HomeJapanese AmericanCamp Amache in Colorado now officially an historic site

Camp Amache in Colorado now officially an historic site

The town of Grenada in Colorado boasts a population of just over 400 people, but during World War II, it became the prison for 8,000 Japanese Americans forcibly removed from the West Coast.

This weekend, National Park Officials held a formal ribbon cutting to officially open the area as a national historic site.

Among those there for the ceremony were descendants of those imprisoned at Camp Amache. The ribbon cutting culminated years of efforts to officially designate the site for historic recognition.
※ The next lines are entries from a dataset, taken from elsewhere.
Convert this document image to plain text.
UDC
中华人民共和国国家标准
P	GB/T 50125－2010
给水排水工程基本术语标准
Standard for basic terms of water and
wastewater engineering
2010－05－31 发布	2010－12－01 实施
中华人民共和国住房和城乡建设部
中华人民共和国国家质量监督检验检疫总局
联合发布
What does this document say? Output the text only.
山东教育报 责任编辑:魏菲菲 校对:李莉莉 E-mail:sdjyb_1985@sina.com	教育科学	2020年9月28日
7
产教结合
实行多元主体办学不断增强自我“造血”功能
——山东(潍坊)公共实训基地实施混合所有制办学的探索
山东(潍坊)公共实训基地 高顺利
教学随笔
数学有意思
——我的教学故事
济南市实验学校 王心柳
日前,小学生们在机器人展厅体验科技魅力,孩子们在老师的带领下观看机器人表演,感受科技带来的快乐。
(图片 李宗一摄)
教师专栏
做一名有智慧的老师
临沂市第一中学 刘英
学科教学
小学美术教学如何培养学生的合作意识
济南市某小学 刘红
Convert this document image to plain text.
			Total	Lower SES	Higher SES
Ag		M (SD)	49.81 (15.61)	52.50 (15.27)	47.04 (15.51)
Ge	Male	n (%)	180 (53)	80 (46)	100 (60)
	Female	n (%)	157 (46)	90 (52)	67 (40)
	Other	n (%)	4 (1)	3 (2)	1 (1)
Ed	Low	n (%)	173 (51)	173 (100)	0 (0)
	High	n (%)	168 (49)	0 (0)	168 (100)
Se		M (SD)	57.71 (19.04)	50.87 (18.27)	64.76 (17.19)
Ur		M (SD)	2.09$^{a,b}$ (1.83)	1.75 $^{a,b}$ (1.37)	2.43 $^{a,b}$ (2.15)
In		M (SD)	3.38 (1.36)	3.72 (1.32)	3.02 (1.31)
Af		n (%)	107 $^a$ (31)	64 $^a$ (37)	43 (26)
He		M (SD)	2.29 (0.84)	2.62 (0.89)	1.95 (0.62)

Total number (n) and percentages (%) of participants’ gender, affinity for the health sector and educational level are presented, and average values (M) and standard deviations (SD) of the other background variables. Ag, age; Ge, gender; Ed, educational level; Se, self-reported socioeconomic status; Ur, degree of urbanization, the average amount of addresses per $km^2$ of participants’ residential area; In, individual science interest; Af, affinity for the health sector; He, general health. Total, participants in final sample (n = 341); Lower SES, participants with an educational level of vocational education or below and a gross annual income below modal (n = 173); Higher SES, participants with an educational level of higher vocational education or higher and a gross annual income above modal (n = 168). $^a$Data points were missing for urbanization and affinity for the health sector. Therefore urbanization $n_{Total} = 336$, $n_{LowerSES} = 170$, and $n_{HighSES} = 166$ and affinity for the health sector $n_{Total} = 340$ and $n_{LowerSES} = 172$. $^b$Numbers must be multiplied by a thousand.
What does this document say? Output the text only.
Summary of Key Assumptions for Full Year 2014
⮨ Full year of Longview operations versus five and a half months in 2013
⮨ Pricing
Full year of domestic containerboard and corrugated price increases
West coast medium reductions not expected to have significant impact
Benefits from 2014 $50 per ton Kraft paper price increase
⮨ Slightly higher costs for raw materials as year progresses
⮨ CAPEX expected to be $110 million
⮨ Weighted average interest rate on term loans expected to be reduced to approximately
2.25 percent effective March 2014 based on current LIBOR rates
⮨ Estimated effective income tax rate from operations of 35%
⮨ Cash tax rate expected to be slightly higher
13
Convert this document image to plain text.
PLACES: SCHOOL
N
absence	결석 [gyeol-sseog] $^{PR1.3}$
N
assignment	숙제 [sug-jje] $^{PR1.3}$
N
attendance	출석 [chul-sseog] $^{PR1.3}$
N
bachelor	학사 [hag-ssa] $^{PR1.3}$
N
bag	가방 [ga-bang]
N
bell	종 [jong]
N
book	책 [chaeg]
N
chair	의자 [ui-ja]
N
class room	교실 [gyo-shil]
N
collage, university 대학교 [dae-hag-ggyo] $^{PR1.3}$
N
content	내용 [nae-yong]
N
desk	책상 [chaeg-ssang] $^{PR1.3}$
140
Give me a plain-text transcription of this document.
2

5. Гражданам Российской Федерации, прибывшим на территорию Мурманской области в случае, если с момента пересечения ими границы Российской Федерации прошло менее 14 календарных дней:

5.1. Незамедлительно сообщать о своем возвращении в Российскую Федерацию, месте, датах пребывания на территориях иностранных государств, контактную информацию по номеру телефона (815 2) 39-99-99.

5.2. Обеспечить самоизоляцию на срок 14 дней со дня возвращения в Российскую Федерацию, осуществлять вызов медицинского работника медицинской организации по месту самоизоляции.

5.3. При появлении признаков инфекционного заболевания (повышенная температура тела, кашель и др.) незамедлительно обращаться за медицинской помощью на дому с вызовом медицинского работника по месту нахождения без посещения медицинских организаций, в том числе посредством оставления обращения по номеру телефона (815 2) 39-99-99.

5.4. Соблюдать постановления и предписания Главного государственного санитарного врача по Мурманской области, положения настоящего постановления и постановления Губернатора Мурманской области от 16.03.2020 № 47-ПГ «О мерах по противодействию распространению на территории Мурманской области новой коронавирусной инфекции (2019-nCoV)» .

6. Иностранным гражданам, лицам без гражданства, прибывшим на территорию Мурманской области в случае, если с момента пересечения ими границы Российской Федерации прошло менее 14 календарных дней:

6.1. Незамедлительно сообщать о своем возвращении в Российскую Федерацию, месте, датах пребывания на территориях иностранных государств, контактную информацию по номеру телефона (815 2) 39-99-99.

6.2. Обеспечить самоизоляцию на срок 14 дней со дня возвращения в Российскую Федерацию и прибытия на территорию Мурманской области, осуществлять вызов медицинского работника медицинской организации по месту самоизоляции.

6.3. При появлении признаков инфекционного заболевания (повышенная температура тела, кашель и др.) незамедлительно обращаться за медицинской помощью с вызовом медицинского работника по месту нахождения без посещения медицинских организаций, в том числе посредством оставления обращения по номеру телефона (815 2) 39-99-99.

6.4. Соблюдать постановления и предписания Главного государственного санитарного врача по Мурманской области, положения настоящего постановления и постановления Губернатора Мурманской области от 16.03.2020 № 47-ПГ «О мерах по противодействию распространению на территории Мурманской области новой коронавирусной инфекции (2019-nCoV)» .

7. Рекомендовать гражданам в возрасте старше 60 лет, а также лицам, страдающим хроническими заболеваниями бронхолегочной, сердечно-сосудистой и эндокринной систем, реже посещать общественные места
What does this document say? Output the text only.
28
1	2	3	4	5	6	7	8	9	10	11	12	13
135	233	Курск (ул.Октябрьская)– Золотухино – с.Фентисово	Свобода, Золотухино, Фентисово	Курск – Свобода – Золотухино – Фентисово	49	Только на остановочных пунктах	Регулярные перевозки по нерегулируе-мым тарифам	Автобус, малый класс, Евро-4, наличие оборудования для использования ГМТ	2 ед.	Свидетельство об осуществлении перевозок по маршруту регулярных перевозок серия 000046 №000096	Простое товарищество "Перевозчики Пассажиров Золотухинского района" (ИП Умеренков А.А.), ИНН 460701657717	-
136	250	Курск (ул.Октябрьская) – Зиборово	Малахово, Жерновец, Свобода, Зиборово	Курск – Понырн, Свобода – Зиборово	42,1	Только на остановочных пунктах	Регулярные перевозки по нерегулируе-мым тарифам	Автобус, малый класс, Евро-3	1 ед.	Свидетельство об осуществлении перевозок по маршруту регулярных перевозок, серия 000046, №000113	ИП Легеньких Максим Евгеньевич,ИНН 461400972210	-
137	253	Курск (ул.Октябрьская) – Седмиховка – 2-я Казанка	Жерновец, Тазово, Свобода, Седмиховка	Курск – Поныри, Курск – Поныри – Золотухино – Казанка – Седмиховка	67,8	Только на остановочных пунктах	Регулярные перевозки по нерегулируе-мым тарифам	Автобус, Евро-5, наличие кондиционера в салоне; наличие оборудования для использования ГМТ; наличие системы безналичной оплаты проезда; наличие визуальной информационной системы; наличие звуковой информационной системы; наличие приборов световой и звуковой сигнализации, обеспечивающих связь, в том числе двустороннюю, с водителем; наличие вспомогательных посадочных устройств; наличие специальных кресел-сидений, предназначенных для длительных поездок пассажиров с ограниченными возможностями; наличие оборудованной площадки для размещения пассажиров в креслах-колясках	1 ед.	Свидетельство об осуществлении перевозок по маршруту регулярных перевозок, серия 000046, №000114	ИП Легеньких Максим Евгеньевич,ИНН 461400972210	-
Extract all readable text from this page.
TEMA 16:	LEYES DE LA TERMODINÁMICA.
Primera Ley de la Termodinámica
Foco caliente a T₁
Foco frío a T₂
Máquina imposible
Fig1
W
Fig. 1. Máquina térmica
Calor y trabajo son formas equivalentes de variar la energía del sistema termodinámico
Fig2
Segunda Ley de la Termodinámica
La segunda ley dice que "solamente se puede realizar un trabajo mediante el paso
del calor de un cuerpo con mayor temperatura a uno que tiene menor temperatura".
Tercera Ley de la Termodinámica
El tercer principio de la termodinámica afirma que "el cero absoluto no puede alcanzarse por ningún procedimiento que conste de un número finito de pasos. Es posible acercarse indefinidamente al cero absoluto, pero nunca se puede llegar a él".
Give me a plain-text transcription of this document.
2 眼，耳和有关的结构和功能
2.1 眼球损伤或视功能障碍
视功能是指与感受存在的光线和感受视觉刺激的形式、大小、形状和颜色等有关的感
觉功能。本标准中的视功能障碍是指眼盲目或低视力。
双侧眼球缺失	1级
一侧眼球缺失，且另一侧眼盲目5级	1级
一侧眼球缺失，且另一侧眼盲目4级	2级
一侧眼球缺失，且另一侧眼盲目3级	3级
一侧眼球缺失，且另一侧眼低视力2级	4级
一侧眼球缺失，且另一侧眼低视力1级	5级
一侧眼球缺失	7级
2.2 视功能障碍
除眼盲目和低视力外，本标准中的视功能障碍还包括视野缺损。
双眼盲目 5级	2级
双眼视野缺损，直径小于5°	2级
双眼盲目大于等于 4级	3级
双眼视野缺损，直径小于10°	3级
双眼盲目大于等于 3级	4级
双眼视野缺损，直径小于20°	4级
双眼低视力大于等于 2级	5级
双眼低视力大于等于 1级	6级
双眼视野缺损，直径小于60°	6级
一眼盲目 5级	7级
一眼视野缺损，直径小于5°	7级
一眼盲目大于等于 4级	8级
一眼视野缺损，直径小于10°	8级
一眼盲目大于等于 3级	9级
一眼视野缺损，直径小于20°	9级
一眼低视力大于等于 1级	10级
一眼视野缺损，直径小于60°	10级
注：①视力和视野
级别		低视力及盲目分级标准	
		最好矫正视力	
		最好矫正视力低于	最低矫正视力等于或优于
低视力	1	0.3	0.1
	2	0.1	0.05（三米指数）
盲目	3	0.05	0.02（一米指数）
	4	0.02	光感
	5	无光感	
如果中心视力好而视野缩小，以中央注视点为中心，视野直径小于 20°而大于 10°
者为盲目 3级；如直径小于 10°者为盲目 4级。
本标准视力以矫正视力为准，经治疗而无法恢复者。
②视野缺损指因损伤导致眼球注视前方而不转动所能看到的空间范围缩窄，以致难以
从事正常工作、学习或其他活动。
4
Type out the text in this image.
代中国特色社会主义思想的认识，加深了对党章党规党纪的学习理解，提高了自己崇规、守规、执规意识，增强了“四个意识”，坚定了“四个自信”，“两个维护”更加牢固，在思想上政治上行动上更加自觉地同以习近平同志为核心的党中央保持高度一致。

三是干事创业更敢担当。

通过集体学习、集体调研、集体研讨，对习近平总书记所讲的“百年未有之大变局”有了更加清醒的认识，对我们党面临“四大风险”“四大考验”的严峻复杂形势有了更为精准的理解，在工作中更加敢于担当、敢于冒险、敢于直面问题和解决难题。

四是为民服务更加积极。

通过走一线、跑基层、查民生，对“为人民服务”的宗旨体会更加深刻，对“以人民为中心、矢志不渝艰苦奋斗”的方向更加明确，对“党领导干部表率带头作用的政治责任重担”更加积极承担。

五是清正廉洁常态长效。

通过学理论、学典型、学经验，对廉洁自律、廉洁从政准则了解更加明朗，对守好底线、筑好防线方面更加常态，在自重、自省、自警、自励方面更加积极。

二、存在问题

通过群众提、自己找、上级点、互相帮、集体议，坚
“After the war, there were so many opportunities for all the physical evidence and memories to be erased,” said one descendant, reported News9. “Yet Amache survived.”

Camp Amache is about a 3 hour drive from Denver. The federal government officially abandoned it after WWII, reports the BBC.

All that is left are a few barracks, a water tower and also a guard station that overlooked the prison.

“It might seem like there’s not much out there,” said Dr Bonnie J Clark, an archaeology professor at the University of Denver who co-directs the Amache Project dedicated to preserving the site. “But the more time you spend, it’s just a really powerful and evocative place.” 

The dedication coincided with an annual pilgrimage to the site. The descendants were joined by those with ties to the people killed in the Sand Creek Massacre.

Up to 600 Native Americans were killed by armed forced from the Third Colorado Calvary during the American Indian War in 1864. The two groups hoped to have the opportunity to heal together.